Il me donne un de ces carrés orange et me montre comment l'ouvrir... mon instinct me hurle que cette chose est une insulte au formage... mais j'ignore pourquoi. Je lui dis d'attendre et fouille dans son armoire froide pour trouver mieux et m'occuper moi-même de son repas.
- Qu'est-ce que tu es au juste, une experte du fromage ou une fétichiste?
- Je me rappel vaguement d'un oncle qui m'apprend tout ce qu'il sait... je crois qu'il était fou... je n'en sais pas plus.
Le propriétaire du logis s'accoude au comptoir et examine mon dernier croquis, une masse informe de tentacule et d'œil de chèvre...
- Tu fais dans le hentai maintenant, demande Tony avec amusement en montrant le dessin à Bruce?
- Je croyais que tu dessinais ta famille.
- Hentai? Quand je pense à un de mes oncle, c'est la seule chose qui me vient, j'ignore pourquoi.
- C'est des dessins animé pornographiques, commence le milliardaire, tu...
- Ce serai ton oncle, coupe le docteur, ou plus logique l'impression qu'il te laissait.
- Je ne sais pas... Voila c'est prêt.
Tony mange et me complimente. La conversation reprend, par contre, je décroche vite, une alerte sonne en moi, quelqu'un est en danger, il va mourir... je regarde autour de moi et rien... puis je comprends, c'est le poupon. Ni une ni deux je suis mon instinct et je ne sais pas comment, je me téléporte. Ici il fait nuit et le sol est recouvert de cailloux noirs. Je suis entourée de cadavre, mais je ne vois pas de poupon bleu (logique, il doit avoir grandit). Une plainte derrière moi me fait sursautée, je me retourne et par terre il y a un homme aux longs cheveux noirs en armure verte et or. Il souffre. Il saigne. Il n'est pas bleu, mais je sais que c'est lui que j'ai juré de protégé. Je m'approche donc et le prend dans mes bras, ensuite je me concentre sur Tony pour me retéléporté dans l'autre sens.
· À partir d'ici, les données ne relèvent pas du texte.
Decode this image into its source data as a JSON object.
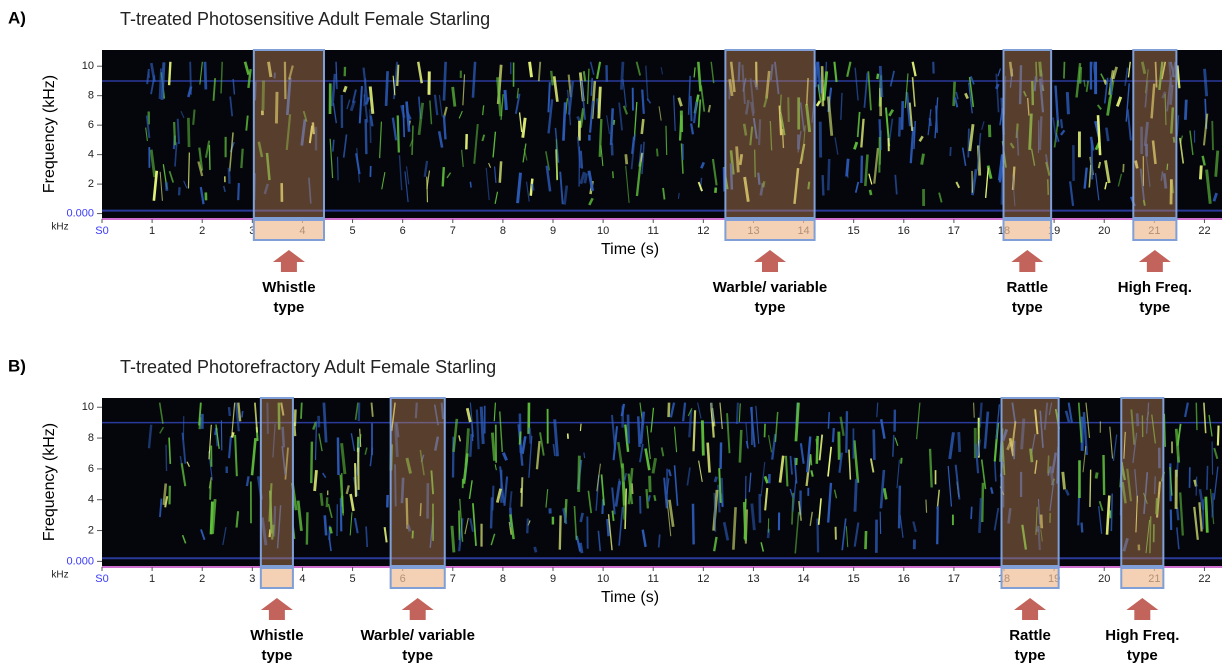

C'est plus douloureux, beaucoup plus. Les contours de ma vision se font sombre, je ne tiendrai pas longtemps. De retour dans la cuisine, je m'effondre, l'homme toujours dans les bras. Je sens un liquide remonté dans ma bouche, il a un gout métallique. Incapable de résisté je le vomis sur le plancher, j'ai vaguement conscience que c'est du sang. J'entends Tony : «Putain, Aube qu'est-ce qui t'as prix?». Ensuite Bruce : «Tony, regarde qui c'est.». Puis encore Tony : «Bordel. Tu nous fait quoi là?». Je ne réponds pas, j'utilise mes dernières forces pour un sort de soin. Je ne sais pas comment, mais je sais que la lumière doré qui me sort des doigts le soigne. Tony s'énerve : «Aube, arrête ça, tu vas te tuer.». Et tout ce que j'arrive à lui dire c'est qu'il faut le soigner. Je le répète en boucle jusqu'à ce que Tony accepte et c'est le trou noir.
(pdv Tony)
J'y crois pas, elle nous a ramené Loki. Je n'ai pas eu le choix d'accepter de le soigner, mais j'aurais mieux fait de le tuer sur place. Elle avait tellement l'air désespérée... Merde. Avec Bruce on les a touts les deux mit à l'infirmerie de fortune dans mon labo et on a soigné le psychopathe. On a attaché le dieu à son lit, même si je ne crois pas que ça va le retenir... Là ils dorment, Aube à fait une hémorragie interne, mais on n'a pas trouvé la source, elle est sous perfusion pour l'instant. J'entends un grognement, c'est lui. Il se débat dans son lit.
- Doucement, tu vas te faire mal.
- Toi?
- Oui, moi. Tu t'es fait transpercer avec une épée ou une lance ou je sais pas quoi. La petite qui est là, elle a faillit mourir pour aller te récupéré. Si elle avait pas autant insisté, je t'aurais laissé crever. Tu lui diras merci.
Il tourne la tête et écarquille les yeux tellement grand qu'ils pourraient sortir et tombés si on était dans un cartoon.
- Tu la connais?
- Elle... elle est aux ordres de Laufey, je l'ai vu à ses côtés.